Maybe it was time to have a word with Benedict’s Criminal Justice social worker? Get him enrolled on a rehab programme. Assuming there were any still open after the latest round of budget cuts.

‘Have you talked to anyone about these feelings of—’

‘LISTEN TO ME!’ And the tears were back. ‘Why does no one ever listen to me?’

‘OK, OK.’ She held up her hands. ‘Why are “They” so interested in you? Help me understand.’

‘Because.’ Lowering his voice to a slurred whisper. ‘Because of what happened when I was a kid. Because of what I did.’ A grubby fingertip — poking out the end of his cast — came down to rest on the folded newsprint. ‘They know everything.’

Or maybe he’d just become institutionalized? After all, Benedict had spent more than half his life behind bars — he wouldn’t be the first person to emerge from prison unable to cope with the outside world. Maybe his subconscious decided he’d be better off getting locked up for paranoid delusions instead?

And while it wasn’t exactly ethical to take advantage of him while he was in this state, there was one question still unanswered from that bloodsoaked night sixteen years ago.

Lucy didn’t move. ‘So they know who you were with, that night? The other boy on the CCTV footage?’

‘Of course They know! How could They not know? Are you insane?’ Benedict jerked around in his seat, setting the rubber feet scraiking across the grey terrazzo floor. As if checking for someone lurking over his shoulder. ‘They know everything.’

‘I could help you better if you told me who your friend was, Benedict.’ Trying not to hold her breath as the silence stretched.
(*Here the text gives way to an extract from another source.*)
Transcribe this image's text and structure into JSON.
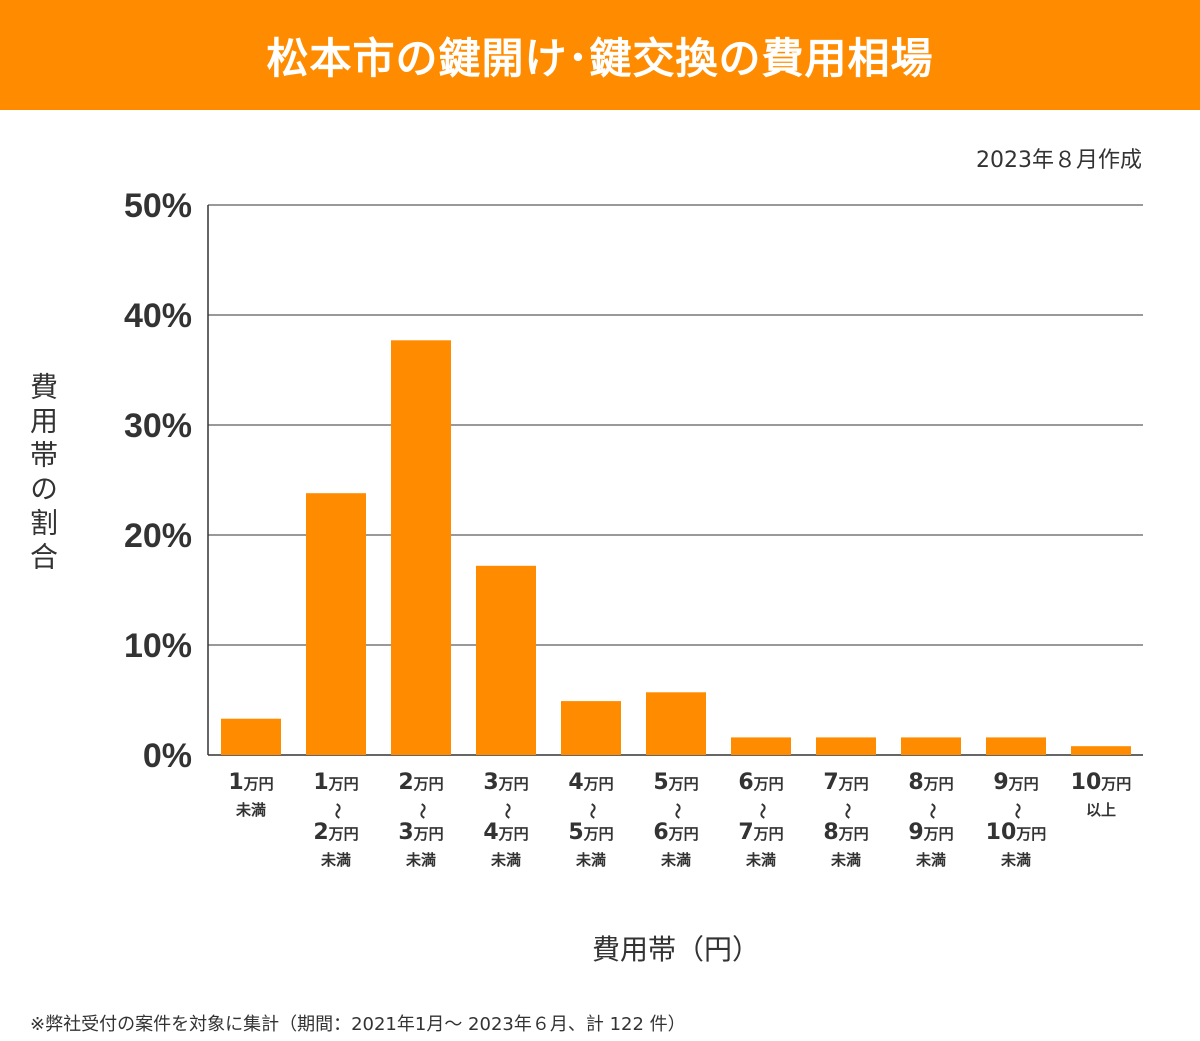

His mouth hung open like a battered gargoyle, showing off those missing teeth and the bloody gums they’d been kicked from.

Come on, come on.

Just give up the other boy’s name.

You can do it, Benedict.

Please...

Then Benedict’s one good eye narrowed. His mouth clicked shut. And he stood. Trying to scoop up the bit he’d torn out of the newspaper with the fingertips on his broken arm. And failing. He shoved his plaster-cast into the hoodie’s pocket instead. ‘I gotta go. I... Yeah.’

‘It’s just a name, Benedict, what could it hurt after all these years?’

‘I’ve — got — to — go!’

Sod.

Lucy suppressed a sigh. Nodded. ‘Can you at least tell me who beat you up, so we can arrest them?’

‘Yeah. No. No one. I... I fell down the stairs.’

‘Benedict, you don’t have to—’

‘I FELL DOWN THE STAIRS!’ Then his shoulders curled forwards, head lowered, not looking at her any more. ‘Can I go now? I need to go.’ Sounding more like a scared eleven-year-old boy than a man of twenty-seven.